Loratadine (Claritin) gets OTC status
Critics fear increase in sedating antihistamine use
As expected, the U.S. Food and Drug Administration (FDA) has given loratadine (Claritin) over-the-counter (OTC) status. Loratadine, the only nonsedating antihistamine available OTC, is approved for seasonal allergic rhinitis.
The FDA’s decision last November enables "many people to get less-sedating, effective relief for their allergy symptoms more quickly and at a lower cost," according to Mark B. McClellan, MD, PhD, commissioner of Food and Drugs. The price of OTC loratadine was expected to drop by as much as 76%, from as much as $3.80 a pill in its prescription form to about 92 cents and $1.17 a tablet OTC.
For a drug to be approved for OTC marketing, the FDA must determine that:
- the drug in question treats a condition that consumers can diagnose and manage themselves;
- the drug is sufficiently safe for use by consumers without direct prescriber supervision;
- the drug’s label explains potential adverse effects and conditions of use with clear and understandable directions.
The FDA, according to loratadine manufacturer Schering-Plough, approved all five formulations of the Claritin brand at their original prescription strengths. These formulations include: Claritin Tablets, a once-daily formulation; Claritin RediTabs Tablets, a once-daily formulation in an orally disintegrating tablet; Claritin-D 24-Hour Extended Release Tablets, a once-daily formulation with a decongestant; Claritin-D 12-Hour Extended Release Tablets, a twice-daily formulation with a decongestant; and Claritin Syrup, a liquid formulation for use in children 2 years of age and older. The products were to be available by mid-December. Once loratadine OTC is available, all versions of the drug, either branded or generic, will only be sold over-the-counter. Schering-Plough’s patent for loratadine expired Dec. 19.
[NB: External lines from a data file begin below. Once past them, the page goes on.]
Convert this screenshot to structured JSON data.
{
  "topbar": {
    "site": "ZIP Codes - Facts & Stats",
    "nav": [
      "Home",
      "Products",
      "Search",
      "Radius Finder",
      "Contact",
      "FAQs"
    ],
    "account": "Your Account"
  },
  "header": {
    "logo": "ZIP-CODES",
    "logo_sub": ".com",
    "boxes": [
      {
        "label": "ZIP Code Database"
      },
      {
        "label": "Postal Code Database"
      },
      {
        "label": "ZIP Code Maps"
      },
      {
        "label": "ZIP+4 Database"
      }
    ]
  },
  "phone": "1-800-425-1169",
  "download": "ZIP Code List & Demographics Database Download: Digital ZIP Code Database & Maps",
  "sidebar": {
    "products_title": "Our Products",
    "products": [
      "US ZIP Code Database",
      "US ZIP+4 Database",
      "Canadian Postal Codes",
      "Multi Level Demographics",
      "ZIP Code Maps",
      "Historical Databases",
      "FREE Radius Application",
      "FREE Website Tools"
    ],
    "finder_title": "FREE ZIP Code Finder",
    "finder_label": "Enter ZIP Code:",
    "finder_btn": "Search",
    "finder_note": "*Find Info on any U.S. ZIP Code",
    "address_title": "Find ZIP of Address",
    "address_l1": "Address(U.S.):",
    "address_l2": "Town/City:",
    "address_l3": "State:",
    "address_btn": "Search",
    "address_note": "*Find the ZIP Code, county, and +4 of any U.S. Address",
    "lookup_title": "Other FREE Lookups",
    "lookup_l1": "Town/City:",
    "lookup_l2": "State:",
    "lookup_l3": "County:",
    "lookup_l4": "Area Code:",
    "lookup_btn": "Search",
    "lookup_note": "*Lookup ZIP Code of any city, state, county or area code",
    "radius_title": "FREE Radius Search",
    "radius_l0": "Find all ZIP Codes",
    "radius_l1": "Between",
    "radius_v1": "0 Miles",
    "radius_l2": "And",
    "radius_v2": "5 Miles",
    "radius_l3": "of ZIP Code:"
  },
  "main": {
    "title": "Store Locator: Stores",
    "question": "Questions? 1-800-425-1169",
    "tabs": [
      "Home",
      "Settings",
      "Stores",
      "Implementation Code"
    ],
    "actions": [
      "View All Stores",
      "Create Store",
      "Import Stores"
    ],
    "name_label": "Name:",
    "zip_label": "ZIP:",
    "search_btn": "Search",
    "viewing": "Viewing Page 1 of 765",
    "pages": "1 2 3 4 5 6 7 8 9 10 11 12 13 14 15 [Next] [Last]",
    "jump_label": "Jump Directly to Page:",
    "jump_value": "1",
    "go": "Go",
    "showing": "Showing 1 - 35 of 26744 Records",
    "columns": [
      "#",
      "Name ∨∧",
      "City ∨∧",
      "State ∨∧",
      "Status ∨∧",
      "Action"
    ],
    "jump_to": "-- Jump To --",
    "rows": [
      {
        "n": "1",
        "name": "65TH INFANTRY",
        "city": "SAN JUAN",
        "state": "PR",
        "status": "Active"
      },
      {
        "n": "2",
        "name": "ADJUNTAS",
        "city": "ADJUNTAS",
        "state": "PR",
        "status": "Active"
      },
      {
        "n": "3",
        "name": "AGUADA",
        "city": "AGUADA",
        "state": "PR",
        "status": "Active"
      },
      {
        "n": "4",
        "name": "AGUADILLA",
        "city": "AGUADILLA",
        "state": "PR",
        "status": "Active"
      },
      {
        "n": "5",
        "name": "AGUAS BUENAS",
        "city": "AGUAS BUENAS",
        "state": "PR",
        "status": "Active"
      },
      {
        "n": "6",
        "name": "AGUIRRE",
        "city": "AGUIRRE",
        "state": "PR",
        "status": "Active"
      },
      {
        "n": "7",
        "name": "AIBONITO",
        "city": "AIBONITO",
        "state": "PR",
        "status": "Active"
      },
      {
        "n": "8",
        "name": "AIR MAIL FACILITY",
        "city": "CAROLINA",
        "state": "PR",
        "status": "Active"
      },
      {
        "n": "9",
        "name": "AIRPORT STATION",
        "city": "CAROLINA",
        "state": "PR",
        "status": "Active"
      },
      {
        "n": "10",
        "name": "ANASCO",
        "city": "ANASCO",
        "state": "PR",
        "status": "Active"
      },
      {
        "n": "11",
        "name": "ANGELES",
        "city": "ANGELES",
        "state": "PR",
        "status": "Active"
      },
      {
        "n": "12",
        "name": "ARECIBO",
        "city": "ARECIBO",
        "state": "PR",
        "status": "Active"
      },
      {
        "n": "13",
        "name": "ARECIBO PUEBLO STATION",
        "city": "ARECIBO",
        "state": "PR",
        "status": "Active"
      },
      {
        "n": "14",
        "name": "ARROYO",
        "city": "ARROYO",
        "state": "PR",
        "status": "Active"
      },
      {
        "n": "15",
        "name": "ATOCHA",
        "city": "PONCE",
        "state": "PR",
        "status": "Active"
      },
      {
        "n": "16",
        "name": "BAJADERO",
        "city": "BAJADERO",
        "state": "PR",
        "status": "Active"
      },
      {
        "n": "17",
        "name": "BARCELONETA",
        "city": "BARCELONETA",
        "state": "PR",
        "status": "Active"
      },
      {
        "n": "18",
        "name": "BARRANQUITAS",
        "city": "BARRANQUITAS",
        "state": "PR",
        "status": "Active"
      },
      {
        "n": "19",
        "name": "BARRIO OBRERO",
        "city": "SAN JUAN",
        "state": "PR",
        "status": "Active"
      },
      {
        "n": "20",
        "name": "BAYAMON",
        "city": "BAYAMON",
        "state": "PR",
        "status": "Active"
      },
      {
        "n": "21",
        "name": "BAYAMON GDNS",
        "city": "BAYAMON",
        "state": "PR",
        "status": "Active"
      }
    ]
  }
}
The company says it intends to support loratadine as an OTC product with an educational program focusing on allergies, allergy management, and potentially associated conditions, such as asthma. The program also will provide allergy sufferers with recommendations about when to remain in close communication with their treating physician.
In addition, Schering-Plough says it has received an "approvable" letter from the FDA for the use of loratadine as an OTC treatment for hives. The company must provide more information about the labeling for this indication before final approval can be given.
The implications of self-medication
Not everyone was pleased that the FDA gave loratadine OTC status. The National Consumers League in Washington, DC, expressed concern that once loratadine goes OTC, it is only matter of time before the FDA grants other non-sedating antihistamines (NSAs) the same status. (WellPoint Health Networks in Thousand Oaks, CA, had petitioned the FDA for OTC status for three leading prescription non-sedating antihistamines.)
"The consequence of this forced OTC shift, along with the other NSAs that WellPoint has petitioned on, would be to eliminate insurance coverage for the entire class of NSAs, reduce allergy patient contact with their physicians, and most likely encourage considerable numbers of allergy patients to choose cheaper, sedating antihistamines," maintains NCL president Linda Golodner, in a letter delivered to the FDA.
The American College of Allergy, Asthma, and Immunology (ACAAI) in Arlington, IL, says patients may be more likely to self-diagnose and self-medicate with the OTC loratadine. As a consequence, they may seek medical advice and care much later when their disease is more advanced and when they are at greater risk of comorbidities such as asthma and sinusitis. "Diagnosis and treatment of allergic diseases often require expert professional evaluation and advice," the ACAAI says in a statement.
Like the National Consumers League, the ACAAI also is concerned that increasing out-of-pocket costs for NSAs by either forcing patients to buy them OTC or to pay higher co-pays for the remaining prescription NSAs will result in some patients turning to less expensive antihistamines, which cause drowsiness.